WASHINGTON (AP) — States and Native American tribes will have more power to block energy projects such as natural gas pipelines that could pollute rivers and streams under a final rule released Thursday by the Biden administration.
The rule, which takes effect in November, reverses a Trump-era measure that limited the ability of states and tribes to review federally regulated pipelines, dams and other projects within their borders. The Environmental Protection Agency says the new regulations will allow local authorities to protect rivers and streams while supporting job-creating infrastructure projects.
“We actually think this is going to be great for the country,” said Radhika Fox, deputy water administrator. “This will allow us to balance the Biden administration’s goals of protecting our water resources and supporting all kinds of infrastructure projects that this nation so desperately needs.”
But Fox acknowledged during a briefing that the water rule would be significantly lightened from an earlier proposal because of a Supreme Court ruling that weakened regulations protecting millions of acres of wetlands. This decision, in a case known as Sackett v.

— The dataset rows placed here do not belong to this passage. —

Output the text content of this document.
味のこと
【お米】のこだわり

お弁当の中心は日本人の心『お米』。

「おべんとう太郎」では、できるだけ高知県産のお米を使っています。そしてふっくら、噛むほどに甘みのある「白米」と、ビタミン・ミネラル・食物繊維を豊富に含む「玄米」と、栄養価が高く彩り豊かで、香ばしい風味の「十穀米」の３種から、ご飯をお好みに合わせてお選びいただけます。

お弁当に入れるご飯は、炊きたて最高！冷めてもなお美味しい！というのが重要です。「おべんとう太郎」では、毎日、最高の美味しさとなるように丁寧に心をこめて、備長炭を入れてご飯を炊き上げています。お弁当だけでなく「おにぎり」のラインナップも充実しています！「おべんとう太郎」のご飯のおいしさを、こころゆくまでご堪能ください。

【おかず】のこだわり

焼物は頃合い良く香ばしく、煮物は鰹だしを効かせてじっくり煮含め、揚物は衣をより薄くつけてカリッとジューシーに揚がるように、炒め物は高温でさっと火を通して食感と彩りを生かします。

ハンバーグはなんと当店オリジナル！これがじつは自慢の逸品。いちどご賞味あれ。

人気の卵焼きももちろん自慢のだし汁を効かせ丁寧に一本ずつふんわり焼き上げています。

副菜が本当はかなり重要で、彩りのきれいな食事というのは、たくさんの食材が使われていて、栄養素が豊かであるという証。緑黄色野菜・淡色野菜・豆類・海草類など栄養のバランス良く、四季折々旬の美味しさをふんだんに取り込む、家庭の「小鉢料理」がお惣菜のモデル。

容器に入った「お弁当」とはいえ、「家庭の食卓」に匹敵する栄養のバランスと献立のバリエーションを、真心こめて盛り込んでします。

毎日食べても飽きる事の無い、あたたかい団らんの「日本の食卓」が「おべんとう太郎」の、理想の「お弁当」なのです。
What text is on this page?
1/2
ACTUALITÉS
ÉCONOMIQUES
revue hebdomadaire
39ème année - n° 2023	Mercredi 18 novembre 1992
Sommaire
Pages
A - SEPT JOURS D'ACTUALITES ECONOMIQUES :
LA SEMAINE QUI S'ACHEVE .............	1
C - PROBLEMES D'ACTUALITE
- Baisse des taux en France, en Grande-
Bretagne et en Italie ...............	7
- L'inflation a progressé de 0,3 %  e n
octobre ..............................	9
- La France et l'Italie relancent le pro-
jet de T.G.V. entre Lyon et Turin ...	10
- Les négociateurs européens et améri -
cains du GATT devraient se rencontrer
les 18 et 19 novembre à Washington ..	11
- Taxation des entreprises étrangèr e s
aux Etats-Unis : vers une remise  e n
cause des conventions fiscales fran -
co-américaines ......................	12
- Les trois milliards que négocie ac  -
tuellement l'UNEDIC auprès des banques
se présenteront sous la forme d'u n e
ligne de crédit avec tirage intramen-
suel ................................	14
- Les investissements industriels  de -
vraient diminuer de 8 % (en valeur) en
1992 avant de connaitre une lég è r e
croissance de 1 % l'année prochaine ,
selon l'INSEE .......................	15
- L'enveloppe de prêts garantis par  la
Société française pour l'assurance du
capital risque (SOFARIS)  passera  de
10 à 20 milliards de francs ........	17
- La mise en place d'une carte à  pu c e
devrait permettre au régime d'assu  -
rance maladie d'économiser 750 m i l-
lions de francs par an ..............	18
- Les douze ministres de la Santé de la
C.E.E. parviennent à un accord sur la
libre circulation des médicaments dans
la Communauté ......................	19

EPA, has sharply limited the federal government’s jurisdiction over wetlands, requiring that wetlands be more clearly connected to other waters such as oceans and rivers. Conservationists said the May decision would remove protections for tens of millions of acres of wetlands.
Fox declined to propose a specific number of waterways that would no longer be protected. But she said the Sackett case “limits quite significantly the number of waters that we expect to be (under federal jurisdiction) when these determinations are made” by the Army Corps of Engineers.
The administration will work closely with states, tribes and territories to implement the rule, “but again, what is jurisdictional and what is not jurisdictional is determined by these very specific reviews” conducted by the Corps, a she declared.
In a separate action last month, the Biden administration weakened regulations protecting millions of acres of wetlands, saying it had no choice after the high court ruling. The rule defining “waters of the United States” marks a policy shift that departs from a half-century of federal rules governing the nation’s waterways.
The federal Clean Water Act allows states and tribes to review the effects of pipelines., dams and certain other federally regulated projects could have an impact on water quality within their borders. The Trump administration has sought to streamline fossil fuel development and made it harder for local officials to block projects.
The rule announced Thursday will return power to states, tribes and territories.
EPA Administrator Michael Regan said in a statement that the new rule affirms the authority of states, territories and tribes “to protect precious water resources while advancing government-authorized projects federal government in a transparent, timely and predictable manner.
The rule allows states and tribes to work with federal agencies to determine the review timeline – up to a maximum of one year – but provides a default deadline of six months if local authorities and the federal agency do not agree on a timetable.
The EPA said states should have the authority to look beyond pollution directly released into waterways and “comprehensively assess” a project’s impact on water quality local. The new rule gives local regulators more power to ensure they have the information they need before facing deadline pressure to issue or deny a permit, the EPA said.
Environmental groups said the new rule will make it easier for states and tribes to review projects that could harm water quality.
“This rule will help end the regulatory chaos that states and tribes have been operating in” since the Trump-era rollback, said Moneen Nasmith, a senior attorney at Earthjustice, which represented the Washington state tribes. , Nevada and Alaska in a lawsuit against the 2020 rule.
“Now state and tribal officials can much more confidently exercise their authority to review and reject” or add conditions to projects that threaten water quality, Nasmith said.
Industry groups have complained that a proposed rule released last year could cause unnecessary delays for a range of infrastructure projects, including pipelines, dams and bridges.
Former President Donald Trump had argued that states were inappropriately using the Clean Water Act to block needed fossil fuel projects.
New York, for example, has used its review power to deny certain gas pipeline projects. Washington state refused to issue a permit for a coal export terminal in 2017.
In 2020, EPA officials said the Clean Water Act should not be used to hold infrastructure projects hostage and finalized its rule that limited state and tribal power.
The Trump rule was thrown out by a federal judge in 2021, but a divided Supreme Court later reinstated it. The court’s three liberal justices and Chief Justice John Roberts dissented, saying the rule’s supporters had not demonstrated they would be sufficiently harmed by the lower court’s decision.